Песня эта быстро разошлась по городу. А недавно Женька подхватил новую песню из кино и тут же переиначил ее: «У высоких стен универмага спекулянты в очередь стоят». Сейчас вот попал ему на язык немецкий стишок. Дня три-четыре будет Женька бормотать, изворачивая так и этак стишок, покамест не получится что-нибудь сногсшибательное, глупое, но смешное.
Немецкий стишок о весне из учебника немецкого языка Женька напевал на мотив блатной песни, и ничего, славно получалось.
— Немку доконали! — доложил он Толе. — Пришпилили стишок на спинку стула и дуем по написанному. Потом вышла эта цыпочка, Щелованова. И до звонка-то ноль целых хрен десятых осталось. Ну и тоже не выучила. А мухлевать не умеет. Ну и: ты… мы… фрю… ист… да… — Женька подыскал к Щеловановой рифму и продолжал: — Немка говорит: «Вы почему все время смотрите мне на спину? Что у меня там имеется? Стих?» Только сказала и догадалась… Ну, зарыдала, из класса нах хаус. Всем зер шлехт, и мне тоже. А я немецкий люблю, сам знаешь. Зато мне по литературе «отлично» поставили. За Герасима. Я его так обрисовал — жуть! Только зря он по сопатке той барыне не съездил за собаку, на прощанье… Да, чуть не забыл: Ибрагим в школу приходил, тот, твой знакомый капказец. Велел тебе сегодня в общежитку… Как у меня фонарь? — приблизил Женька свое лицо к Толе.
— Сходит.
— Я к нему пятак прикладывал все уроки. Пятак гнутый. В чику им зубились. А то бы уж сошло. Может, тебе дать? Попробуй!
— Мои фонари пятаком не закрыть.
— Точно. Изукрасили тебя. Где недобитые враги?
— Помалкивают.
— Враг ушел в подполье, но он не дремлет! — продекламировал Женька, перекладывая учебники в тумбочку и напевая. «Изукрашу тебя, как картинку, и куплю я тебе ли-са-пе-ед!..» — Он ринулся в коридор, поиграть до обеда на бильярде. — Кто последний? Я за вами дергать в носе волоски! Ха-ха-ха!

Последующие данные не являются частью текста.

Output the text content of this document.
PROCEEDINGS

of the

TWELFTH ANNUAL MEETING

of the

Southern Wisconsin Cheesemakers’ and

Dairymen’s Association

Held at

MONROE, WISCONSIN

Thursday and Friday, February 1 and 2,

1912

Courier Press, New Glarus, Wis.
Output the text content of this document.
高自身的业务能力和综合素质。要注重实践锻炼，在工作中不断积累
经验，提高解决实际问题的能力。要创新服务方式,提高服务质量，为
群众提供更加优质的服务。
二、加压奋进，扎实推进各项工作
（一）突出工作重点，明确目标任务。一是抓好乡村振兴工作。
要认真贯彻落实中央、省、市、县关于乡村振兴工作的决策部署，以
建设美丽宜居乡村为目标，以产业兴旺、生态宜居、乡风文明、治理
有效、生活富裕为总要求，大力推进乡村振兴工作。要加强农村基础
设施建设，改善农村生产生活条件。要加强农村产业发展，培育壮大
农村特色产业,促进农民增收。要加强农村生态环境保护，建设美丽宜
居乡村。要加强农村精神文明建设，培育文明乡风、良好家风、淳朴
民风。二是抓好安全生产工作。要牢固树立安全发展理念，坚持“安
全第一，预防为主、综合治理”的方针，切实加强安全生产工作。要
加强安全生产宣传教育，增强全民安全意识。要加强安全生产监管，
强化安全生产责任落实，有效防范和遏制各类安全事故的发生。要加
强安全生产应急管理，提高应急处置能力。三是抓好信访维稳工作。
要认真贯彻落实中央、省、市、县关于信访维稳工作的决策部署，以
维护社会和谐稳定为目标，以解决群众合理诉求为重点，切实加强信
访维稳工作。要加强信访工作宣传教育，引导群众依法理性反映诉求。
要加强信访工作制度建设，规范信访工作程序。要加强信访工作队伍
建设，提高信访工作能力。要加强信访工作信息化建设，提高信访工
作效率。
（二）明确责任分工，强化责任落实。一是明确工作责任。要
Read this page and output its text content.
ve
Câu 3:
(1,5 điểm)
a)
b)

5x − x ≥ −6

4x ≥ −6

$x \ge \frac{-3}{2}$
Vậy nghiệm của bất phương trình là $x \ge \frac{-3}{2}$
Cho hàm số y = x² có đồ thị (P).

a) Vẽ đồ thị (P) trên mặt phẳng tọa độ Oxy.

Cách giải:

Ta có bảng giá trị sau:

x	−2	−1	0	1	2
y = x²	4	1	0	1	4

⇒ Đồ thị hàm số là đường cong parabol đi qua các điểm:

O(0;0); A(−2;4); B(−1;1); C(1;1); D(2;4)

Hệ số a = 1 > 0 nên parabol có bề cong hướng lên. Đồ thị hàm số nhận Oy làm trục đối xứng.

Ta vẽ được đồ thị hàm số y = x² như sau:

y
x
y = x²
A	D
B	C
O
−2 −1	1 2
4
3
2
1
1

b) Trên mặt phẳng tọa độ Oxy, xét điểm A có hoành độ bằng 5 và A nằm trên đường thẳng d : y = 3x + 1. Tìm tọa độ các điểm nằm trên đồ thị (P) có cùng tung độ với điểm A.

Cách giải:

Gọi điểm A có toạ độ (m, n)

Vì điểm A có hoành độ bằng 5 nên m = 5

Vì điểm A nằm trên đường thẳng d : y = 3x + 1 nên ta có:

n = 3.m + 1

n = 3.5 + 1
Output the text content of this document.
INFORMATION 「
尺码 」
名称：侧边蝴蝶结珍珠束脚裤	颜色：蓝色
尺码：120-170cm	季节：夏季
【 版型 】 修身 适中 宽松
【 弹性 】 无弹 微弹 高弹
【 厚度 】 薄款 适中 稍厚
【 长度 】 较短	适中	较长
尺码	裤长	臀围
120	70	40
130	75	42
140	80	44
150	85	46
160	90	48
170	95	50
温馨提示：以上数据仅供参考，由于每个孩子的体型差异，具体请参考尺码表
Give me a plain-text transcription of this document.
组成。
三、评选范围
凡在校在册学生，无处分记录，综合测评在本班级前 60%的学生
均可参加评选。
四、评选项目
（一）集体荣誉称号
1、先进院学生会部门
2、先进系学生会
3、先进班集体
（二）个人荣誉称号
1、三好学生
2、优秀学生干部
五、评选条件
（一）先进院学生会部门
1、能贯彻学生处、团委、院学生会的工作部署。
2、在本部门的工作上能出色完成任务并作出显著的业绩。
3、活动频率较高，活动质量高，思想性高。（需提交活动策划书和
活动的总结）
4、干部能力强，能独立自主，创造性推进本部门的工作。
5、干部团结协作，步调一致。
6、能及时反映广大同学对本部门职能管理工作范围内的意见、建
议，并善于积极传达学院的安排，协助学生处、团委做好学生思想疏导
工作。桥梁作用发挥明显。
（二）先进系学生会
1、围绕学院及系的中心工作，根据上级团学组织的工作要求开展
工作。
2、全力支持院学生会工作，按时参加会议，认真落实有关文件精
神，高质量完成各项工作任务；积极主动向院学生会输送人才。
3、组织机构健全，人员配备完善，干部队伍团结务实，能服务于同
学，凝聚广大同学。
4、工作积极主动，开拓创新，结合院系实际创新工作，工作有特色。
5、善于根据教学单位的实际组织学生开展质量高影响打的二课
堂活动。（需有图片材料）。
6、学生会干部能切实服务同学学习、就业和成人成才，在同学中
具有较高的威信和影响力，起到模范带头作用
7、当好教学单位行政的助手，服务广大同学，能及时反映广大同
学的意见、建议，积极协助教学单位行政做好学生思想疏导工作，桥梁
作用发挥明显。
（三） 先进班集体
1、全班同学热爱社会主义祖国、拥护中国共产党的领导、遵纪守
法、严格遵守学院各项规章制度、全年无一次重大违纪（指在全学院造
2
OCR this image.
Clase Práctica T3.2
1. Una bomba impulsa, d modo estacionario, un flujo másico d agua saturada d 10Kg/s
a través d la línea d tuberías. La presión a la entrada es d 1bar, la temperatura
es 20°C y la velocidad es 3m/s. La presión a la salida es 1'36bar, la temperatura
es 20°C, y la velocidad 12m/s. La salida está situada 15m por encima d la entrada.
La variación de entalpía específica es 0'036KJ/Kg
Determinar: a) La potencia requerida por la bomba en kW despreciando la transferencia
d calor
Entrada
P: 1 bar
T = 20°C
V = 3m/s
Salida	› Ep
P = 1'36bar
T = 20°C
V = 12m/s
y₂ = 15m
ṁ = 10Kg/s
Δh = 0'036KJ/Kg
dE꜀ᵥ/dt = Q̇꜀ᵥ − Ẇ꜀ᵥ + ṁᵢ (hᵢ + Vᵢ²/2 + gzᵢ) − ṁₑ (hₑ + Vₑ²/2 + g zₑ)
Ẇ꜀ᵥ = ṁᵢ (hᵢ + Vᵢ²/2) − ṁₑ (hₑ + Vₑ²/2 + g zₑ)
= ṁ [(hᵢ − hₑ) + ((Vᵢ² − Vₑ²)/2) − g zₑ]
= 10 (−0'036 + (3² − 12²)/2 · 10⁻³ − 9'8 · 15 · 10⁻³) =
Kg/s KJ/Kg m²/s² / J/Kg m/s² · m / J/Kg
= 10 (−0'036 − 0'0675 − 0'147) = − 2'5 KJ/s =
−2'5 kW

«Выдумщик проклятый! — улыбнулся Толя. — Бодрится. Потому бодрится, что в драке был, хотя и силенок-то у него… Не отступил, человеком себя почувствовал… Зачем же я понадобился Ибрагиму? Срочное чего-то, раз он в школе появился. Вечером схожу. В потемках фонарей моих, глядишь, не заметит».
Ибрагим в шапке, в полупальто с меховым воротником и в серых загнутых валенках. Сегодня он на отдыхе и вот приоделся. Смущаясь парадности этой, он как бы говорил всем видом: «Шту сделаишь, выхатнуй!»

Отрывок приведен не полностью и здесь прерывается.